Saturday, March 4, 2023

Please Let us Pick a Bale a Cotton

  


In our spring Keynote program, we are scheduled to sing a delightful medley of folk songs called American Folk Rhapsody. We have sung it many times in our spring concert through the years. It includes, among others, the folk song "Pick a Bale of Cotton" a classic song sung by southern slaves as they worked in the cotton fields.  As we started to rehearse it, our director announced that we would not be singing the "Pick a Bale a Cotton" part of the song.  We were going to skip it because we didn't want to offend anyone.  

Yes, it was a song sung by black slaves in the south as they did the work they were forced to do.  But not singing it does not change that blight on our American history.  Not singing it actually takes away their joy.  Singing songs like this helped them get through the hard work in the hot sun.  It gave them a little bit of joy in an otherwise almost unbearable situation.  Do we hate that situation?

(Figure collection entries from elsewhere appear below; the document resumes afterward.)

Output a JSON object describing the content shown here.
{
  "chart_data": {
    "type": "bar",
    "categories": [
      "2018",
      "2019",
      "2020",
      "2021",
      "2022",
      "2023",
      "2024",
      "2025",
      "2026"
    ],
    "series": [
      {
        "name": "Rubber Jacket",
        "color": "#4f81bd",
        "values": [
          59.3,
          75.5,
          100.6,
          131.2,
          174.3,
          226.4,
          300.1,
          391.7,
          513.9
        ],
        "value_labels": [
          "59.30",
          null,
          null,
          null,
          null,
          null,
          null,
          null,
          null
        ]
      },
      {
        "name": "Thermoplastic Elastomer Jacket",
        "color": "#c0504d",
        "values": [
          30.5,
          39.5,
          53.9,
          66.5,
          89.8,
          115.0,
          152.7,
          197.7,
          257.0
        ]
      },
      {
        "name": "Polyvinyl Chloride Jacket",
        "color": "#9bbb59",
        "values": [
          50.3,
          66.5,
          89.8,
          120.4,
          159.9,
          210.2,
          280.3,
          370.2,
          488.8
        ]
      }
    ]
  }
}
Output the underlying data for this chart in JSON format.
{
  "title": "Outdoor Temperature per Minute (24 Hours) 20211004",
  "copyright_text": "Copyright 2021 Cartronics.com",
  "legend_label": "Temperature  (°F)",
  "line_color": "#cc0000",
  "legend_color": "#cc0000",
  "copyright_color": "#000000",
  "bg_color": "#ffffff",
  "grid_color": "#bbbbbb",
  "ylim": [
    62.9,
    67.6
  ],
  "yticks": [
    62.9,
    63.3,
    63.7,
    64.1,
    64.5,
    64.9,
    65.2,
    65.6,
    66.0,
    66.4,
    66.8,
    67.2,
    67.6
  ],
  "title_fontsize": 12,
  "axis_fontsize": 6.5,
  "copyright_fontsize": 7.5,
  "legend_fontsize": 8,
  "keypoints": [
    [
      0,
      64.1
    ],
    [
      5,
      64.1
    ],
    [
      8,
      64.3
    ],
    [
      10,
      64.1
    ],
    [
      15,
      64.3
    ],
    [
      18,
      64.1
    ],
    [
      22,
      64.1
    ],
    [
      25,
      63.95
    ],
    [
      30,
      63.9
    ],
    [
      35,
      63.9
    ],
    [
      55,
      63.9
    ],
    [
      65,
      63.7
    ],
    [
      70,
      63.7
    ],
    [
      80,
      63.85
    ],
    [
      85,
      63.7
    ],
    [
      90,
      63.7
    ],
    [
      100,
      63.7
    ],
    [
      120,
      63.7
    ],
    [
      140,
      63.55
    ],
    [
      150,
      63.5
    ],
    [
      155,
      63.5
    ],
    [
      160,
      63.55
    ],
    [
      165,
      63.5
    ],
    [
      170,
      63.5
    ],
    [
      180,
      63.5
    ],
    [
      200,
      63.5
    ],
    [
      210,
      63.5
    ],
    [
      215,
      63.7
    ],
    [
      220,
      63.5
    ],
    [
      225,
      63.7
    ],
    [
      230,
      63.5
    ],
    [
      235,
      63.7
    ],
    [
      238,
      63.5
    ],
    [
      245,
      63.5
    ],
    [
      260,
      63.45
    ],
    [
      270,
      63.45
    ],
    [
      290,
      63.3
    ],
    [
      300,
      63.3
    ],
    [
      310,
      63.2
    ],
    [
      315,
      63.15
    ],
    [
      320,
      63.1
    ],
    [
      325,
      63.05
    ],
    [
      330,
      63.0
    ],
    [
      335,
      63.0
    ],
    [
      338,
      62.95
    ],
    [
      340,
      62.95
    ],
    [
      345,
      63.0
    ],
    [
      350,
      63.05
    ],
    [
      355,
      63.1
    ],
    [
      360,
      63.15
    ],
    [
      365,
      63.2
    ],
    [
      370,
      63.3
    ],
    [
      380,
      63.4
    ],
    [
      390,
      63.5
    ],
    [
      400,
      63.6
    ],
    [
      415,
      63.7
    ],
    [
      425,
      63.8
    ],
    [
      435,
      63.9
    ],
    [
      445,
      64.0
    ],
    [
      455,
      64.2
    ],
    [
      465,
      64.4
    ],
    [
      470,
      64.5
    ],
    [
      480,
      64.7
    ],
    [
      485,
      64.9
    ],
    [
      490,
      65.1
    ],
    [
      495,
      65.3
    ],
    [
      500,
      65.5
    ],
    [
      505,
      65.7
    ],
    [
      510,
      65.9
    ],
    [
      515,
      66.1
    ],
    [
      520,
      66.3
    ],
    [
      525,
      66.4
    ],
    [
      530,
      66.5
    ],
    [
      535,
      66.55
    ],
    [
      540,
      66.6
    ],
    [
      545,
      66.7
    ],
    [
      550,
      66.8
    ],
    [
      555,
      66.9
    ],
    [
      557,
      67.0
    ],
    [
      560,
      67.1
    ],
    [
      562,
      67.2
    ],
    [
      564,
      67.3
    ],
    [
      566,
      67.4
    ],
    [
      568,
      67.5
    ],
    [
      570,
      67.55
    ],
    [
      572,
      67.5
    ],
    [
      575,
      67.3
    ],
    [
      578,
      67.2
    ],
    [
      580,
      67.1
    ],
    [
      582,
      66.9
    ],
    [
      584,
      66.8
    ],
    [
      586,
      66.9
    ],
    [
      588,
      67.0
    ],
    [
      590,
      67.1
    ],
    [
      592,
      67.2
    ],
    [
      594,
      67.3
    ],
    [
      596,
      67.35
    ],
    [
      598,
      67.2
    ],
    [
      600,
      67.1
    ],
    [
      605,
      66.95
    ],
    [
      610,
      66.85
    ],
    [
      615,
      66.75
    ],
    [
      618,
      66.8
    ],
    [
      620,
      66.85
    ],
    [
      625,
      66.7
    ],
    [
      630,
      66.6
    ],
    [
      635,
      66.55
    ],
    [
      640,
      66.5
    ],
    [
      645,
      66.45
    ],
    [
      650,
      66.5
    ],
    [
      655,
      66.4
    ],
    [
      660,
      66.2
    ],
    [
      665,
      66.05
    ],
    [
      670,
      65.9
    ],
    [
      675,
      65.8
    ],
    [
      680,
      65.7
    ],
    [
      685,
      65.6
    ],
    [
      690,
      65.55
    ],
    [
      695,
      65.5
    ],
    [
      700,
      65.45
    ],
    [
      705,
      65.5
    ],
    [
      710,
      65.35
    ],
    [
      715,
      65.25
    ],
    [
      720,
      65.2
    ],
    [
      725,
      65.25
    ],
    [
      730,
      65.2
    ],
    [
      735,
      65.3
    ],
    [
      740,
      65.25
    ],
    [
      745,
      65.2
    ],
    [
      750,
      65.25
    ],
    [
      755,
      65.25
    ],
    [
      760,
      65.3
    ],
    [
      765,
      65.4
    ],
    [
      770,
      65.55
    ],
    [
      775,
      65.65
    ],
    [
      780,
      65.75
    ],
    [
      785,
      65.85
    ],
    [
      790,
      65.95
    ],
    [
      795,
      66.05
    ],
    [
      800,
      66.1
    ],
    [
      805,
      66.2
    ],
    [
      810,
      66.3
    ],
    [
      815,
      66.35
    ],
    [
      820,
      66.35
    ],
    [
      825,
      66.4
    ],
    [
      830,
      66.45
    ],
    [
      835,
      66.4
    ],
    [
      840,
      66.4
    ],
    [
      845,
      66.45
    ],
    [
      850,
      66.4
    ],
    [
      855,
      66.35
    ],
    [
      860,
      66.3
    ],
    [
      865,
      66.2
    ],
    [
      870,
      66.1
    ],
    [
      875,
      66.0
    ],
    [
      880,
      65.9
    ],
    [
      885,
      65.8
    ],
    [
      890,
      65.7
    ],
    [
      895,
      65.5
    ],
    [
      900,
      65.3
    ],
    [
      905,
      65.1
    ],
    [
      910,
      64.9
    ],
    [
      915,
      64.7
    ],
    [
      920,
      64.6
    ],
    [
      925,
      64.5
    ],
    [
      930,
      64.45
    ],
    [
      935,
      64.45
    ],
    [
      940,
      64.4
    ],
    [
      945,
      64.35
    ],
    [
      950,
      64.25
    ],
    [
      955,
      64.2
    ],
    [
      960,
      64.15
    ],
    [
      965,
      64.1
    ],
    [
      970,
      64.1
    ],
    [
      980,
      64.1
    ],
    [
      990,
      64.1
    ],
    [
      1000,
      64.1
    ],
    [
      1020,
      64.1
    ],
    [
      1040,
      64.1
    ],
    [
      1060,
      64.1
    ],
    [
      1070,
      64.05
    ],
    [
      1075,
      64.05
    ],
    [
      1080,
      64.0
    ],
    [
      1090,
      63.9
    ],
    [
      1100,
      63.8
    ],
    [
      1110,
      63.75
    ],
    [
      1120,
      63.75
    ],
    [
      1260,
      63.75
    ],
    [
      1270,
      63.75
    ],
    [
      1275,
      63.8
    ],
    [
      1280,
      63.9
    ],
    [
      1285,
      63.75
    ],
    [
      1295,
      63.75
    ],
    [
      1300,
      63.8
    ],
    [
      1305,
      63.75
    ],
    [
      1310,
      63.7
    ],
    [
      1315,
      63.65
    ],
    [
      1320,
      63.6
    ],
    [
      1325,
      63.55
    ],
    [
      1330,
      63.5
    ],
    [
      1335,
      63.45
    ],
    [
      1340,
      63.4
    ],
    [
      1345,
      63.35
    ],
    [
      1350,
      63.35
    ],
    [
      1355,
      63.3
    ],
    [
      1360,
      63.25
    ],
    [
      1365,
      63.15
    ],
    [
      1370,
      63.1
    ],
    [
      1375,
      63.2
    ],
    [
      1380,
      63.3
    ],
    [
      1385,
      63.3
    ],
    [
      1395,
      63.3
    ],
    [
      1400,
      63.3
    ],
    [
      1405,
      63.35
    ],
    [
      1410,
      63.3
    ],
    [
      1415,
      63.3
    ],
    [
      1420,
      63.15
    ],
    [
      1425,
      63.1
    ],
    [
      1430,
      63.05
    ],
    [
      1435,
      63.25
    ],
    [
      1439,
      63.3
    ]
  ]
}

Oh, Absolutely.  It is abhorrent.  But we can't make it go away by ignoring that it happened.  Singing their songs helps us remember the horror and honors them for finding a way to get through it.  It gives us courage to face our own difficulties and find our own ways to cope- being inspired that maybe music might help us.

I am deeply saddened that we continue to cancel culture- trying to wipe clean a history that was anything but clean. 

American philosopher George Santayana wisely said, "Those who cannot remember the past are condemned to repeat it."

Let us remember.  Let us never forget.  Let us honor those who suffered by keeping alive their joy.  Let us sing their songs. 

2 comments:

Joan Morris said...

Well said!

Shonna said...

I agree wholeheartedly! Did you tell your director your thoughts about it? Did anyone in the group?